Less than a day after New Line Cinema announced key casting for The Hobbit comes word that production could remain in New Zealand now that a threat of a labor boycott has eased.
Although director Peter Jackson and his partner Fran Walsh said earlier this week that a lifting of a ban by actors' unions would do “nothing to help the film stay in New Zealand,” Variety reports there's a desire to keep the two films in Jackson's home country, where The Lord of the Rings trilogy was filmed. Publicly, however, there's been discussion of moving the $500-million project to Eastern Europe or to the U.K. studio where Warner Bros.' Harry Potter franchise was shot.

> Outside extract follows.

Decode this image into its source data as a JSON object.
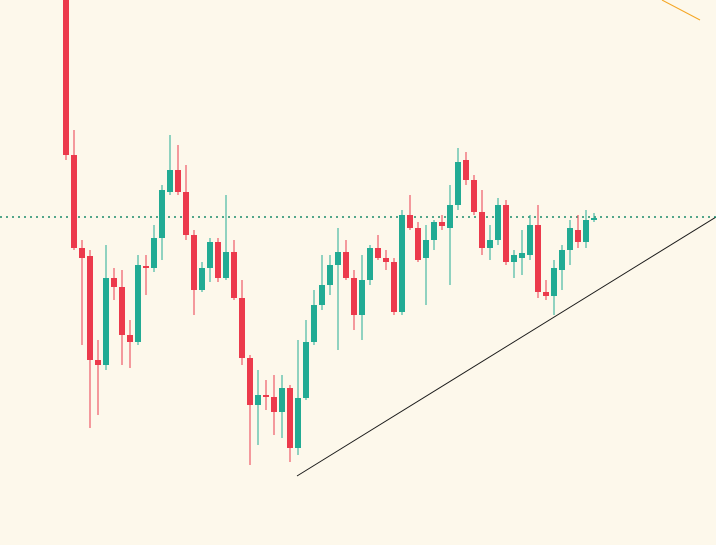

The labor problems stem from a push by the International Federation of Actors for performers in The Hobbit to seek union contracts. Warner Bros., which maintains that the New Zealand performers are independent contractors, not union members, refused to allow the New Zealand Actors Equity to negotiate on behalf of its members. The dispute quickly grew, with six international unions issuing do-not-work orders to their members. On Wednesday, New Zealand Actors Equity, the Screen Actors Guild and American Federation of Television and Radio Artists backed off their opposition.

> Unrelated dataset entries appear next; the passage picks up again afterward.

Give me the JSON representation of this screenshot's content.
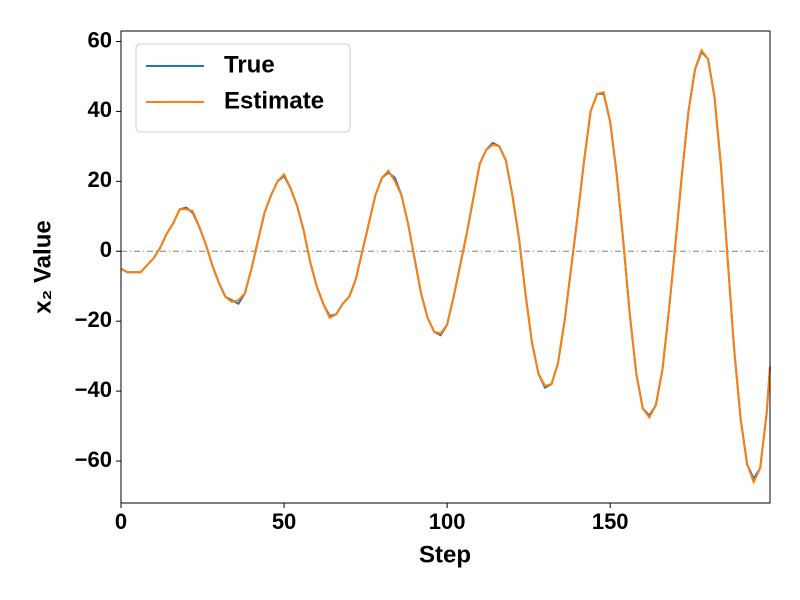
{
  "chart_data": {
    "type": "line",
    "xlabel": "Step",
    "ylabel": "x₂ Value",
    "x": [
      0,
      2,
      4,
      6,
      8,
      10,
      12,
      14,
      16,
      18,
      20,
      22,
      24,
      26,
      28,
      30,
      32,
      34,
      36,
      38,
      40,
      42,
      44,
      46,
      48,
      50,
      52,
      54,
      56,
      58,
      60,
      62,
      64,
      66,
      68,
      70,
      72,
      74,
      76,
      78,
      80,
      82,
      84,
      86,
      88,
      90,
      92,
      94,
      96,
      98,
      100,
      102,
      104,
      106,
      108,
      110,
      112,
      114,
      116,
      118,
      120,
      122,
      124,
      126,
      128,
      130,
      132,
      134,
      136,
      138,
      140,
      142,
      144,
      146,
      148,
      150,
      152,
      154,
      156,
      158,
      160,
      162,
      164,
      166,
      168,
      170,
      172,
      174,
      176,
      178,
      180,
      182,
      184,
      186,
      188,
      190,
      192,
      194,
      196,
      198,
      199
    ],
    "series": [
      {
        "name": "True",
        "color": "#1f77b4",
        "values": [
          -5,
          -6,
          -6,
          -6,
          -4,
          -2,
          1,
          5,
          8,
          12,
          12.5,
          11,
          7,
          2,
          -4,
          -9,
          -13,
          -14,
          -15,
          -12,
          -5,
          3,
          11,
          16,
          20,
          21.5,
          18,
          13,
          6,
          -3,
          -10,
          -15,
          -18.5,
          -18,
          -15,
          -13,
          -8,
          0,
          8,
          16,
          21,
          22.5,
          21,
          16,
          8,
          -2,
          -12,
          -19,
          -23,
          -24,
          -21,
          -13,
          -4,
          5,
          15,
          25,
          29,
          31,
          30,
          26,
          16,
          4,
          -12,
          -26,
          -35,
          -39,
          -38,
          -32,
          -20,
          -5,
          10,
          26,
          40,
          45,
          45,
          37,
          22,
          3,
          -18,
          -35,
          -45,
          -47,
          -44,
          -34,
          -17,
          2,
          22,
          40,
          52,
          57,
          55,
          44,
          24,
          -2,
          -28,
          -48,
          -61,
          -65,
          -62,
          -46,
          -33
        ]
      },
      {
        "name": "Estimate",
        "color": "#ff7f0e",
        "values": [
          -5,
          -6,
          -6,
          -6,
          -4,
          -2,
          1,
          5,
          8,
          12,
          12,
          11.5,
          7,
          2,
          -4,
          -9,
          -13,
          -14.5,
          -14,
          -12,
          -5,
          3,
          11,
          16,
          20,
          22,
          18,
          13,
          6,
          -3,
          -10,
          -15,
          -19,
          -18,
          -15,
          -13,
          -8,
          0,
          8,
          16,
          21,
          23,
          20,
          16,
          8,
          -2,
          -12,
          -19,
          -23,
          -23.5,
          -21,
          -13,
          -4,
          5,
          15,
          25,
          29,
          30.5,
          30,
          26,
          16,
          4,
          -12,
          -26,
          -35,
          -38.5,
          -38,
          -32,
          -20,
          -5,
          10,
          26,
          40,
          45,
          45.5,
          37,
          22,
          3,
          -18,
          -35,
          -45,
          -47.5,
          -44,
          -34,
          -17,
          2,
          22,
          40,
          52,
          57.5,
          55,
          44,
          24,
          -2,
          -28,
          -48,
          -61,
          -66,
          -62,
          -46,
          -33
        ]
      }
    ],
    "xlim": [
      0,
      199
    ],
    "ylim": [
      -72,
      63
    ],
    "xticks": [
      0,
      50,
      100,
      150
    ],
    "yticks": [
      {
        "value": -60,
        "label": "−60"
      },
      {
        "value": -40,
        "label": "−40"
      },
      {
        "value": -20,
        "label": "−20"
      },
      0,
      20,
      40,
      60
    ],
    "hline": 0,
    "hline_color": "#808080",
    "legend": "upper left"
  }
}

Variety reports that executives from New Line and Warner Bros. will travel next week to New Zealand to meet with government executives, could offer to increase tax credits to keep The Hobbit in the country.
The two-picture Hobbit, which stars Martin Freedman, Ian McKellen, Richard Armitage and Andy Serkis, is scheduled to begin production in February for release in December 2012 and December 2013.